A Priceless Van Gogh Painting in Amsterdam Will No Longer Travel to Other Museums

January 24, 2019, 3:08 PM UTC

A major Vincent Van Gogh painting, likely worth hundreds of millions of dollars, will never again leave the Van Gogh Museum in Amsterdam, according to the Associated Press.

Although the museum had previously lent Sunflowers, one of five versions of the painting, to other museums for display, a scan of the painting has shown that its condition makes it too fragile to travel. Other versions of the work are in museums in London, Philadelphia, Tokyo, and Munich.

“We’ve decided that any stresses that the picture could be subjected to were it to travel, were (it) to be lent, that those might be too risky,” Van Gogh Museum director Axel Reuger told AP.

The variations are among Van Gogh’s most iconic, recognized, and loved works. The artist painted them in 1887, possibly because many of the models in Arles, France, where Van Gogh was at the time, were unreliable and the flowers were handy, according to The Telegraph.

The value of the painting could only be speculated, as major Van Gogh works rarely come up for sale, but it is considered virtually priceless, as The Guardian has reported.

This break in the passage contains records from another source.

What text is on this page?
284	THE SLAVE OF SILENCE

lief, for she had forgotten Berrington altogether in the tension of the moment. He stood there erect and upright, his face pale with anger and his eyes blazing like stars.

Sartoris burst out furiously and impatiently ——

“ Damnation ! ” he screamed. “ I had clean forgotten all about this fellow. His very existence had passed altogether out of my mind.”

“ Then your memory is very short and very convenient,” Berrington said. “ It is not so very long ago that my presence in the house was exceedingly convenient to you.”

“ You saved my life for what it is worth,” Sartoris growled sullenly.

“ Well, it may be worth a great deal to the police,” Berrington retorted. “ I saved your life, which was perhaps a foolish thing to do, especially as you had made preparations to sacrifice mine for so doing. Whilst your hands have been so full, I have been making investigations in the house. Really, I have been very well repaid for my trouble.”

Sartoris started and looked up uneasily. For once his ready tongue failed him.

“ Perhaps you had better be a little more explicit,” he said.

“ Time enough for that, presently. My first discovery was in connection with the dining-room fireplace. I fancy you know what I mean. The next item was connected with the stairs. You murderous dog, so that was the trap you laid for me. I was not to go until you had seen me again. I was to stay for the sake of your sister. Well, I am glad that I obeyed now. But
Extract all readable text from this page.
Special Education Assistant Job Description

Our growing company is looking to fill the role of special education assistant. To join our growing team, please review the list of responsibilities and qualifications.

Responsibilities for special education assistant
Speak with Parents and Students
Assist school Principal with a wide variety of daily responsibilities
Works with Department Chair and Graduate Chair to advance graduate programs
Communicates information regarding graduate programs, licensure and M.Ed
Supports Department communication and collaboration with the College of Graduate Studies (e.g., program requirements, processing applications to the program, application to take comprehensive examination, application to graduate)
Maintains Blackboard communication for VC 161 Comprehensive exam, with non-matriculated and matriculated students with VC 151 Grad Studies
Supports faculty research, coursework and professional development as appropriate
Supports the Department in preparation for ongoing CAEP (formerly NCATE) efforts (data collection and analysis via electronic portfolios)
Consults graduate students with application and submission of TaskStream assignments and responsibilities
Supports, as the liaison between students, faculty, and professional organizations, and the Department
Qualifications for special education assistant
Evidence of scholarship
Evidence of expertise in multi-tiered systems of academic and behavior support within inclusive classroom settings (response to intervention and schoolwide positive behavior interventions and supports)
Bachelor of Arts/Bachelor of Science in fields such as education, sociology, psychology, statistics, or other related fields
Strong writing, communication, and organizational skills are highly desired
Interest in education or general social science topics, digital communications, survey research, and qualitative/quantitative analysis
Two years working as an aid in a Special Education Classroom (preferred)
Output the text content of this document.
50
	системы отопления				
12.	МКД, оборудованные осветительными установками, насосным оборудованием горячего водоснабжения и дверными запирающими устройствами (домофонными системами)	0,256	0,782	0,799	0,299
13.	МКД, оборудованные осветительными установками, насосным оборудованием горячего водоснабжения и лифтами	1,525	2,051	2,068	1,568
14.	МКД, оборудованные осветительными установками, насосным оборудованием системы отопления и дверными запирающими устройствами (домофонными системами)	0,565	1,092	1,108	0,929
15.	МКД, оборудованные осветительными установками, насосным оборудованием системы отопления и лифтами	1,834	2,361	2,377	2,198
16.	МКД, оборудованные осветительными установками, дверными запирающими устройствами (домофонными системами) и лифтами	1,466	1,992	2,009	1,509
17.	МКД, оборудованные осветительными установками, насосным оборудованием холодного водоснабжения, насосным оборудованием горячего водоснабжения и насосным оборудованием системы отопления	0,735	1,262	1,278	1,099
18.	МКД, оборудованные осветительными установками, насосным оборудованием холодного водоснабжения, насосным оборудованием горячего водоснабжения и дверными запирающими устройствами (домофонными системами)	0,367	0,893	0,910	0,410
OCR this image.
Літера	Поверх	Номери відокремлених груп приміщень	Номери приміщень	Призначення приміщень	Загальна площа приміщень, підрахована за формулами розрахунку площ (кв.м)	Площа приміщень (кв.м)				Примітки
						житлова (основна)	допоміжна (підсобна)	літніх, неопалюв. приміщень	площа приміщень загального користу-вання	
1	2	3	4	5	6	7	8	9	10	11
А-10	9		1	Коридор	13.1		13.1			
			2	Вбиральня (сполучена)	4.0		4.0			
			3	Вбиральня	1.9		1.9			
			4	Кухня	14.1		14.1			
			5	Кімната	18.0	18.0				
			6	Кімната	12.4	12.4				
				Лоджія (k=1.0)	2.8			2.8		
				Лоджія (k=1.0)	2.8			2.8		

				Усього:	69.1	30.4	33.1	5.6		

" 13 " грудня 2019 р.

One of the series sold in 1987 for $39.9 million, according to the New York Times. That was nearly five times the opening bid at the Christie’s auction and was the equivalent of $90.2 million today, taking inflation into account.

But prices for art rise much faster than inflation. When Leonardo da Vinci’s Salvator Mundi sold in 2017 to Abu Dhabi’s Department of Culture and Tourism, it was for $450.3 million. There is no telling how much one of the Sunflowers would fetch today.